Hi,

 

Presumably then a similar story is true for Martian meteorites? Any trace of chondritic material in Martians?

 

Mark


From: [EMAIL PROTECTED] [mailto:[EMAIL PROTECTED] On Behalf Of Randy Korotev
Sent: 01 September 2006 23:28
To: meteorite-list@meteoritecentral.com
Subject: [meteorite-list] Meteorites on the moon

 

Regarding meteorites on the Moon...

There is a great deal of "meteoritic matter" on the Moon, but very few meteorites.  The two miniscule fragments that Martin Altmann mentioned are the best known ones from the Apollo collection, but I'm aware of  2 others even smaller.

Virtually all meteoroids that strike the Moon either melt or vaporize on impact.  If they melt, they mix with the melted silicates of the lunar target rocks.  So either way, they become unidentifiable as meteorites.  Lunar impact-melt rocks and breccias do contain blebs of meteoritic metal - metal the melted during the impact but as a liquid was immiscible with the molten silicates. 

All lunar soils and breccias contain meteoritic material.  In any handful of lunar soil, 1-4% of the mass is "extralunar" stuff.  Except for blebs of metal, most of which were melted and resolidified, "meteorites" are virtually absent, however.  In the lunar soil, most of the meteoritic material arrives as micrometeorites. By one estimate, approximately 80 grams per square kilometer of micrometeoroids accrete to the Moon (and Earth's atmosphere) each year.

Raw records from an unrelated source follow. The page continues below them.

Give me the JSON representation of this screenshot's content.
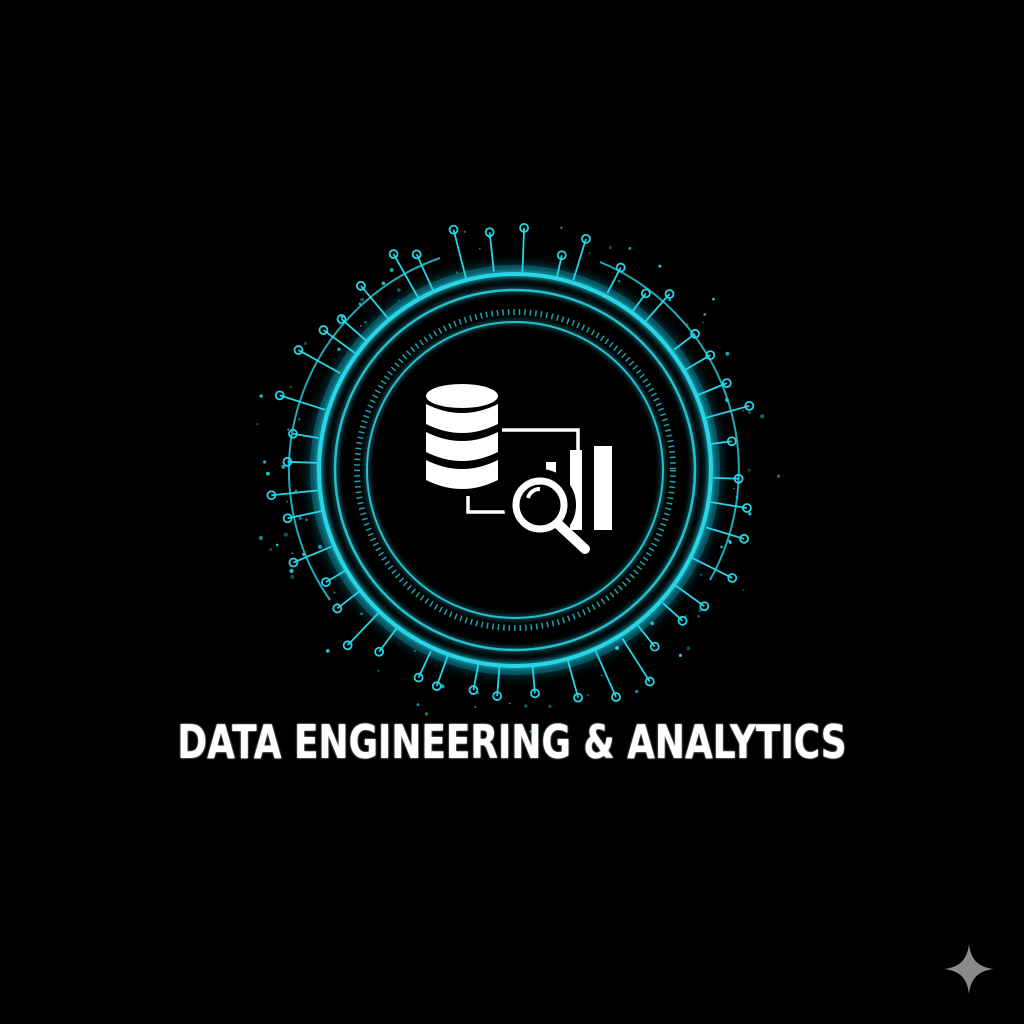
{
  "logo": {
    "title": "DATA ENGINEERING & ANALYTICS",
    "icons": [
      "database-icon",
      "magnifier-icon",
      "bar-chart-icon",
      "connector-icon"
    ],
    "ring_icon": "circuit-ring"
  },
  "watermark": {
    "icon": "sparkle-icon"
  },
  "colors": {
    "background": "#000000",
    "accent": "#26d6e6",
    "accent_glow": "#0fb7d0",
    "text": "#ffffff",
    "watermark": "#8a8a8a"
  }
}
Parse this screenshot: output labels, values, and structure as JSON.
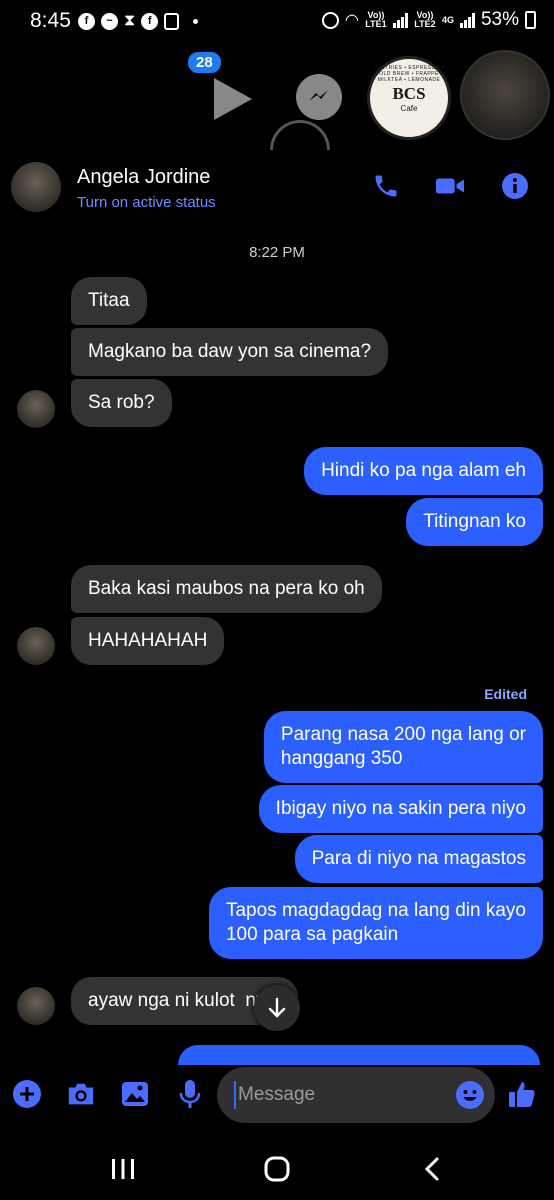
{
  "status_bar": {
    "time": "8:45",
    "net1_label": "Vo)) LTE1",
    "net2_label": "Vo)) LTE2",
    "net2_type": "4G",
    "battery": "53%"
  },
  "chat_heads": {
    "badge_count": "28",
    "cafe_name": "BCS",
    "cafe_sub": "Cafe",
    "cafe_ring": "PASTRIES • ESPRESSO • COLD BREW • FRAPPE • MILKTEA • LEMONADE"
  },
  "header": {
    "name": "Angela Jordine",
    "status": "Turn on active status"
  },
  "timestamp": "8:22 PM",
  "messages": [
    {
      "dir": "in",
      "text": "Titaa"
    },
    {
      "dir": "in",
      "text": "Magkano ba daw yon sa cinema?"
    },
    {
      "dir": "in",
      "text": "Sa rob?"
    },
    {
      "dir": "out",
      "text": "Hindi ko pa nga alam eh"
    },
    {
      "dir": "out",
      "text": "Titingnan ko"
    },
    {
      "dir": "in",
      "text": "Baka kasi maubos na pera ko oh"
    },
    {
      "dir": "in",
      "text": "HAHAHAHAH"
    },
    {
      "dir": "out",
      "text": "Parang nasa 200 nga lang or\nhanggang 350"
    },
    {
      "dir": "out",
      "text": "Ibigay niyo na sakin pera niyo"
    },
    {
      "dir": "out",
      "text": "Para di niyo na magastos"
    },
    {
      "dir": "out",
      "text": "Tapos magdagdag na lang din kayo\n100 para sa pagkain"
    },
    {
      "dir": "in",
      "text": "ayaw nga ni kulot  ny e"
    }
  ],
  "edited_label": "Edited",
  "composer": {
    "placeholder": "Message"
  },
  "colors": {
    "accent": "#2b5fff",
    "incoming_bubble": "#333335",
    "icon_blue": "#4a6cff",
    "status_link": "#6b8cff"
  }
}
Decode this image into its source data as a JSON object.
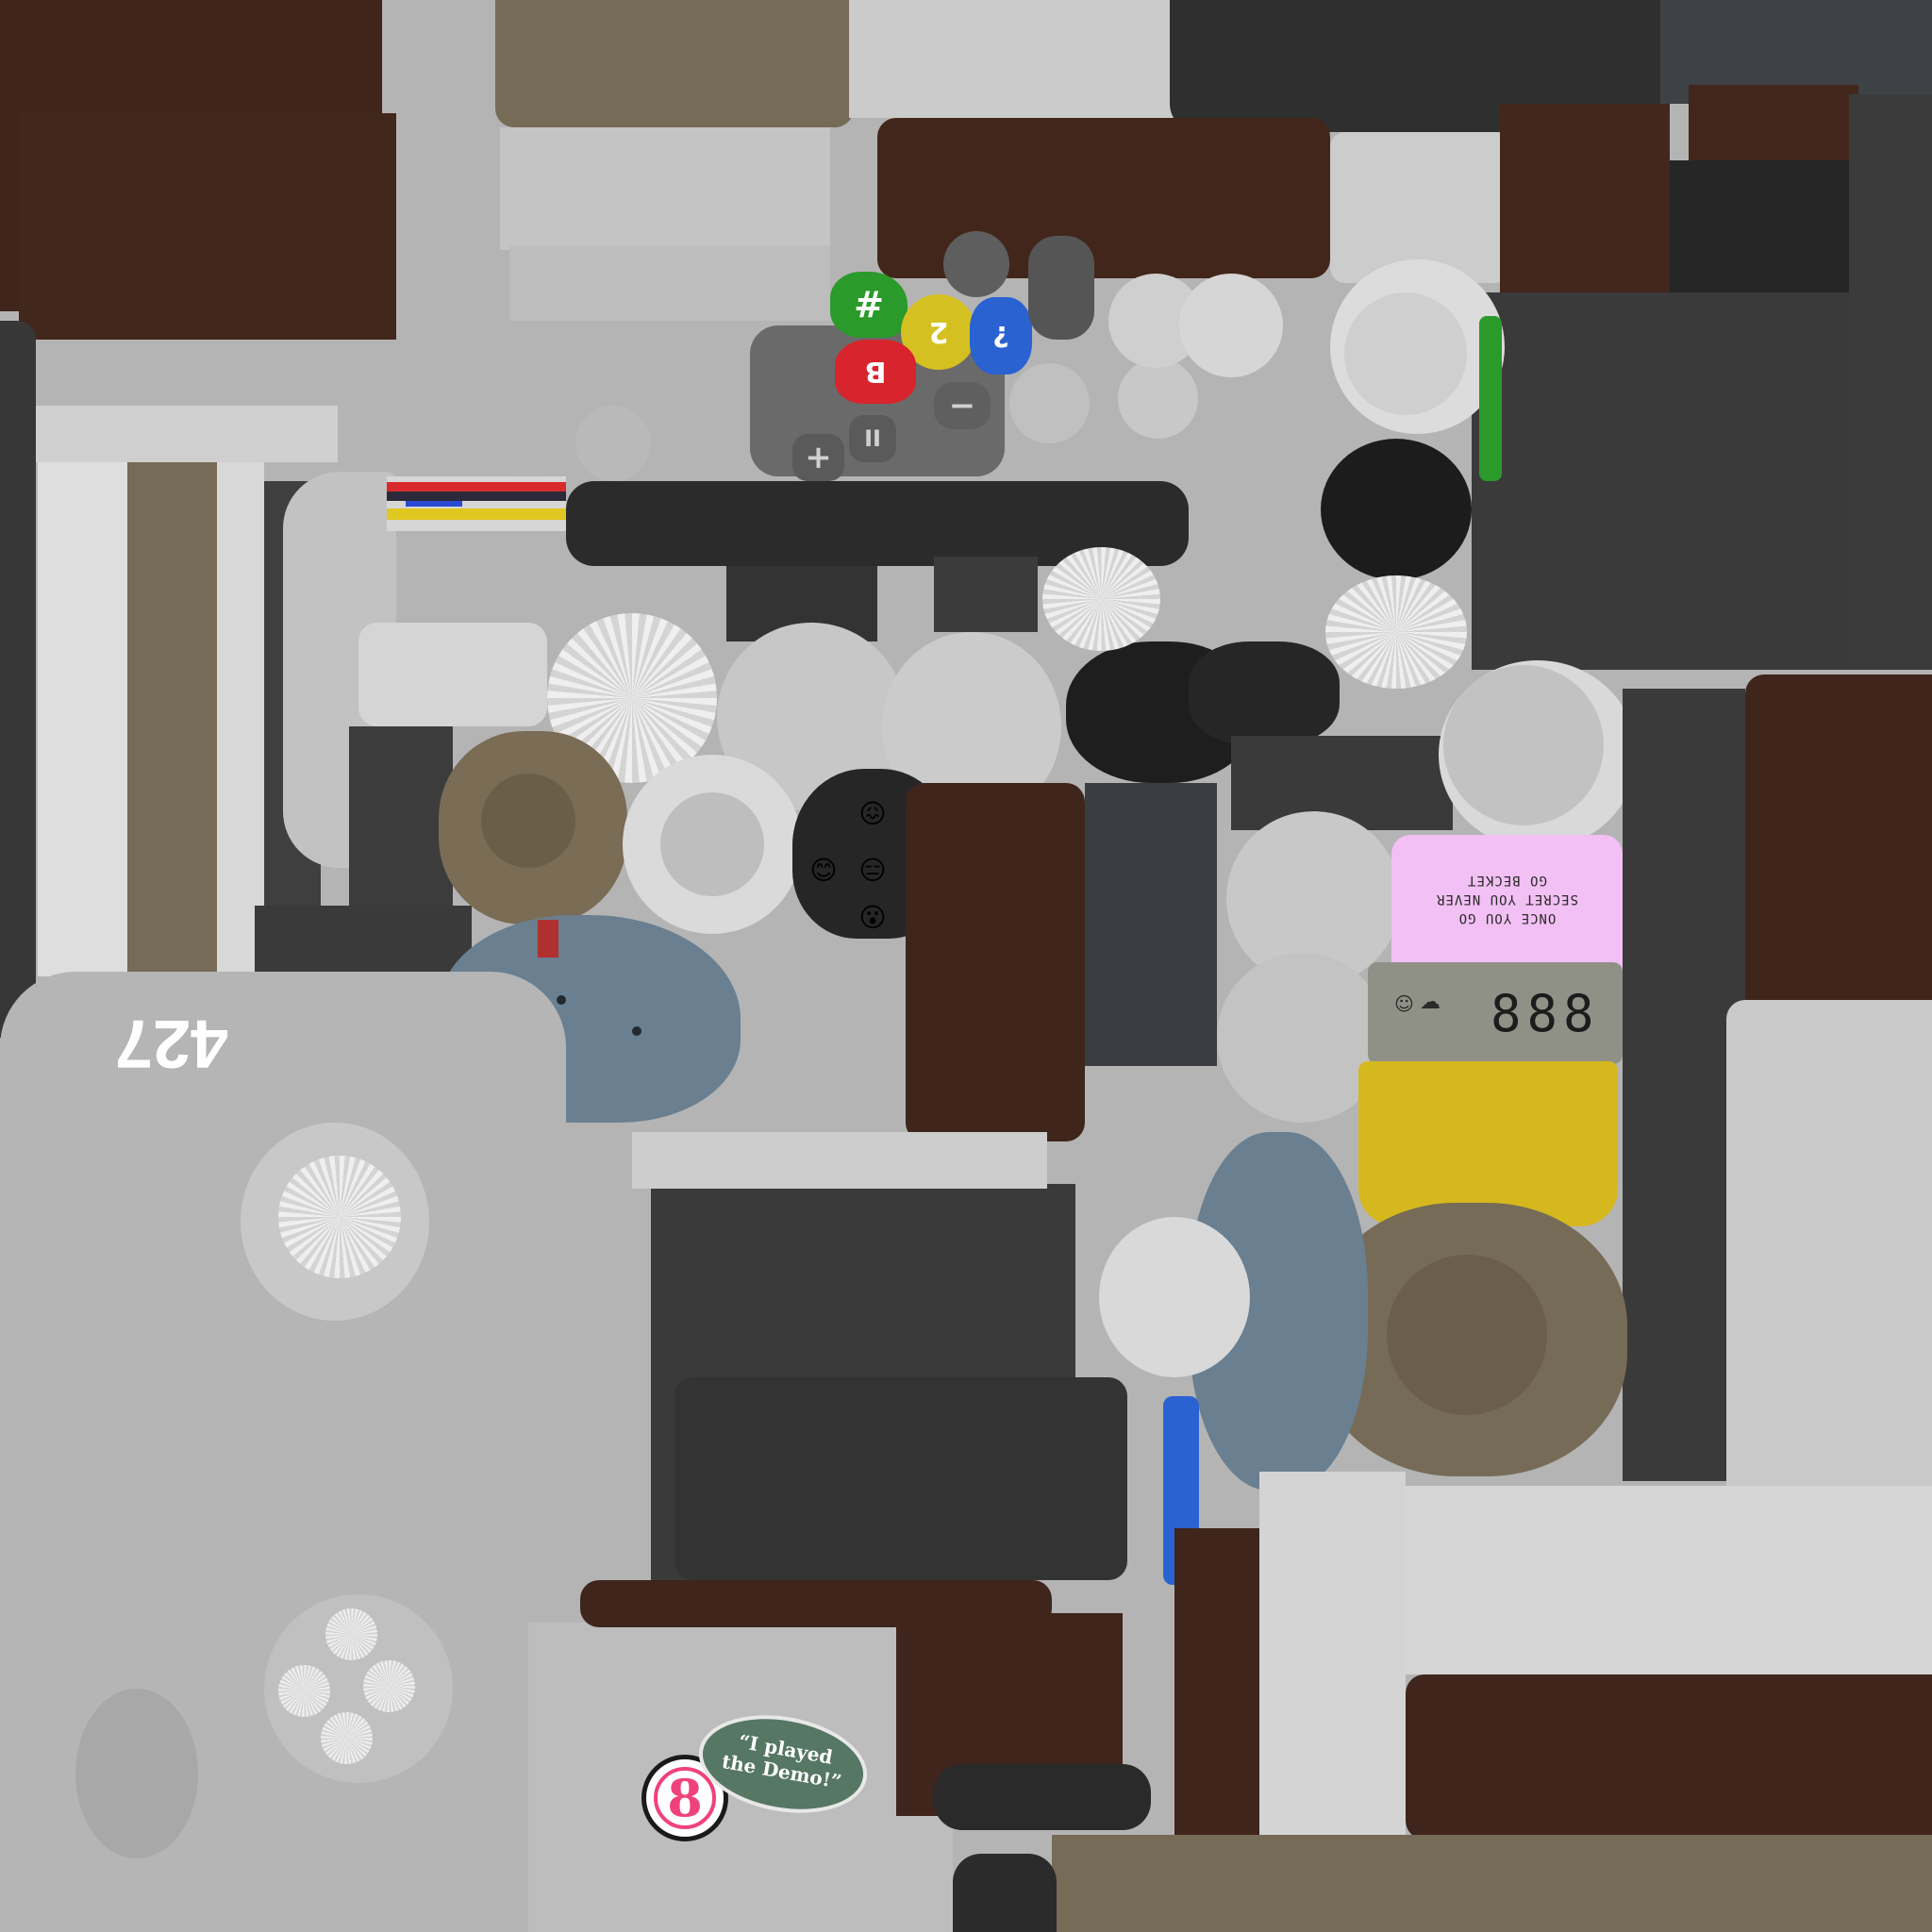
{
  "colors": {
    "brown": "#3f251b",
    "tan": "#766b57",
    "light_gray": "#c5c5c5",
    "mid_gray": "#9c9c9c",
    "dark_gray": "#3a3a3a",
    "charcoal": "#2a2a2a",
    "blue_gray": "#6a7f90",
    "green": "#2a9a2a",
    "yellow": "#d5b81e",
    "blue": "#2a62d2",
    "red": "#d8242c",
    "pink": "#f2c0f4",
    "lcd": "#8f9187",
    "sticker_green": "#557764",
    "sticker_pink": "#f0427a"
  },
  "keys": {
    "green": "#",
    "yellow": "2",
    "blue": "?",
    "red": "B",
    "minus": "−",
    "pause": "II",
    "plus": "+"
  },
  "emoji_pad": {
    "top": "😖",
    "left": "😊",
    "center": "😑",
    "right": "😟",
    "bottom": "😮"
  },
  "body_number": "427",
  "pink_label": {
    "line1": "ONCE YOU GO",
    "line2": "SECRET YOU NEVER",
    "line3": "GO BECKET"
  },
  "lcd": {
    "digits": "888",
    "face_icon": "smiley-icon",
    "weather_icon": "rain-cloud-icon"
  },
  "sticker": {
    "badge_number": "8",
    "line1": "“I played",
    "line2": "the Demo!”"
  }
}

We know the meteoritic material (melted and mixed, recondensed from vapor) exists in lunar regolith (soil) and breccias because both are loaded with "siderophile" (iron-loving) elements like iridium, gold, and platinum in ratios characteristic of chondrites.  In contrast, the unbrecciated igneous rocks of the lunar crust - the basalts and anorthosites - have almost immeasurably low concentrations of these elements, as do igneous rocks on Earth. 

So, every one of the lunar meteorite that is a breccia (which is nearly all of them) contains "regular" meteoritic material.  Those lunar meteorites that are regolith breccias (like NWA 3136 that Adam Hupe mentioned) tend to contain the most.  Those that are impact-melt breccias tend to contain the least, judged on the basis of concentrations or, say, iridium. 

Here's a quote from a paper I've submitted on PCA 02007, a lunar meteorite regolith breccia with a high proportion of chondritic material:
 
"The mean Ir concentration of PCA 02007 is equivalent to a component of 2.7% ordinary chondrite or 2.8% CM chondrite. This means that 14% of the Fe and 9% of the Mg and Cr in PCA 02007 derive from extralunar sources (Figs. 8, 9). Day et al. (2006) report an actual meteorite fragment in their thin section of PCA 02007."

To my knowledge, the chondrite fragment in a lunar meteorite reported by Day et al. is a first.